I had teachers like Natalie Munroe. They were critical, uncaring, and demeaning. I have lifelong scars from those teachers. Munroe is a high school teacher. My teachers were grade school teachers. I cannot begin to tell you how much I thank God that I did not have a teacher like Munroe in high school. I went to high school with major baggage. I was dealing with serious self esteem and confidence issues from early childhood bullying from teachers and students. I became involved in a physically and emotionally abusive relationship, and at one point, I tried to commit suicide. I don't know how having a teacher like Munroe would have affected me in high school. I know it wouldn't have been a positive experience. Luckily, I had teachers like Mr. Terry Verlo, science teacher. He was exceptionally kind. He taught me that I was worthy of kindness even when I felt that I did not deserve it. I also had teachers like Mr. George Fisher, history teacher. He taught me that my ideas and thoughts had value and were worth listening to and discussing. I had teachers like Mr. Charles Barber, English teacher. He always made me smile in class. He taught me that we students were important by trying to make learning fun and trying to engage us. I had teachers like Mr. Curtis Anderson, music teacher. He taught me that I could pour my energy into the things I was passionate about, and he inspired me to be more than I thought I could be. There were others as well who made a positive impact in my life.

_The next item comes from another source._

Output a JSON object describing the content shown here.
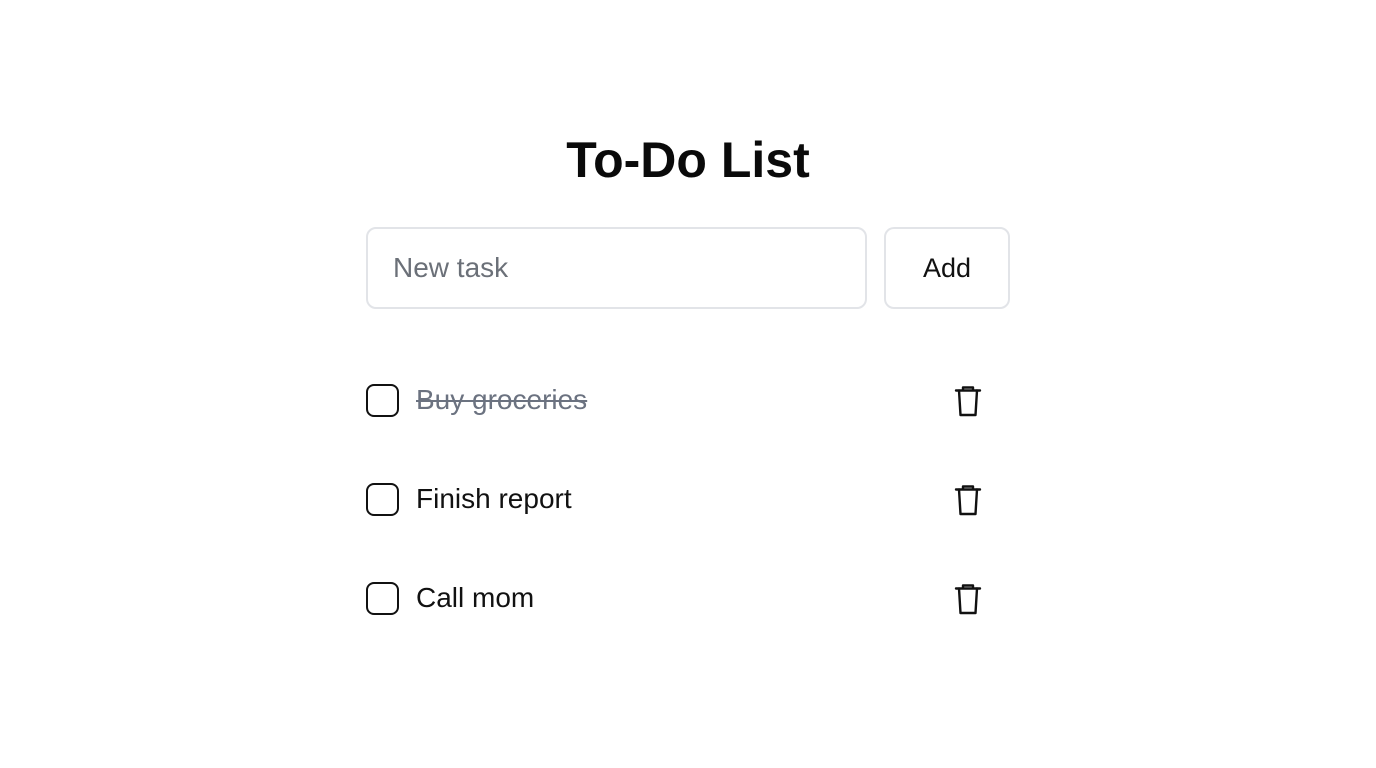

I thank God for those teachers. Teachers have incredible influence on their students even if they don't (as it seems Munroe does not) realize it.

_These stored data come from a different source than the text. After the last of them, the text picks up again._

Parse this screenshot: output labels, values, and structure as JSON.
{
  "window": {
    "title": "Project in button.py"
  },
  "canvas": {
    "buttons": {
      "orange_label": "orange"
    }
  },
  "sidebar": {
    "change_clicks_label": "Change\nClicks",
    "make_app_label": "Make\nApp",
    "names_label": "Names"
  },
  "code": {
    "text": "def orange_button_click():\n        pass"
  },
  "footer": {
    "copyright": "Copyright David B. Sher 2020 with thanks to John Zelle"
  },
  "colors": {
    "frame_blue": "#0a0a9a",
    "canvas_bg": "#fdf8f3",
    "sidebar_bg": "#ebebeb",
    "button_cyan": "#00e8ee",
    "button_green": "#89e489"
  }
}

The second story I read this week was written by a former teacher named Peggy Robertson. She writes eloquently and beautifully about the joys and frustrations of being a teacher. I don't want to paraphrase too much of what she said here. I would encourage you to read the post for yourself. Here is a former teacher who WANTS to teach. She WANTS to fight to make the system better as opposed to spending her energy putting down the very people she is supposed to be helping. I may be idealistic, but I truly believe there are more Peggy Robertson's in the world than there are Natalie Munroe's. I believe that most teachers go into teaching because they truly want to teach students. What a beautiful privilege to be a part of helping a child become the person they were meant to be!

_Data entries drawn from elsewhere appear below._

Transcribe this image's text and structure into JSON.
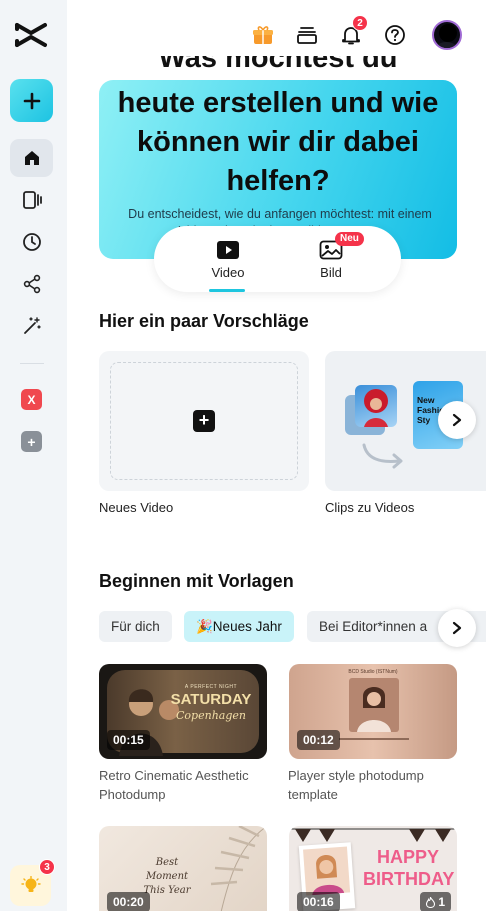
{
  "sidebar": {
    "space_initial": "X",
    "add_space_symbol": "+",
    "tips_count": "3"
  },
  "topbar": {
    "notifications_count": "2"
  },
  "hero": {
    "title_cut": "Was möchtest du",
    "title": "heute erstellen und wie können wir dir dabei helfen?",
    "subtitle": "Du entscheidest, wie du anfangen möchtest: mit einem Video oder mit einem Bild, um etwas",
    "tabs": [
      {
        "label": "Video"
      },
      {
        "label": "Bild",
        "badge": "Neu"
      }
    ]
  },
  "suggestions": {
    "title": "Hier ein paar Vorschläge",
    "cards": [
      {
        "label": "Neues Video"
      },
      {
        "label": "Clips zu Videos",
        "thumb_text": "New Fashion Sty"
      }
    ]
  },
  "templates": {
    "title": "Beginnen mit Vorlagen",
    "chips": [
      {
        "label": "Für dich"
      },
      {
        "label": "🎉Neues Jahr"
      },
      {
        "label": "Bei Editor*innen a"
      }
    ],
    "items": [
      {
        "duration": "00:15",
        "label": "Retro Cinematic Aesthetic Photodump",
        "overlay_top": "A PERFECT NIGHT",
        "overlay_main": "SATURDAY",
        "overlay_sub": "Copenhagen"
      },
      {
        "duration": "00:12",
        "label": "Player style photodump template",
        "overlay_top": "BCD Studio (ISTNum)"
      },
      {
        "duration": "00:20",
        "overlay_main": "Best Moment This Year"
      },
      {
        "duration": "00:16",
        "overlay_main": "HAPPY BIRTHDAY",
        "likes": "1"
      }
    ]
  },
  "colors": {
    "accent": "#1ec6df",
    "badge": "#f5334a",
    "space_badge": "#f0484f"
  }
}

I am currently in school studying to be a high school teacher. This summer there will be a march in Washington D.C. You can read more about it here. I really want to be there. You see, I support the teacher. I support the teachers who are out there trying to make the world a better place. I support the teachers who are out there working their butts off fighting the "teach to the test" mentality. I support the teachers who are out there every day trying to find a way to help that one student who just isn't "getting it." I support the Mr. Verlo's, Mr. Fisher's, Mr. Barber's, Mr. Anderson's, and the multitude of others who are inspiring students. I support the teacher.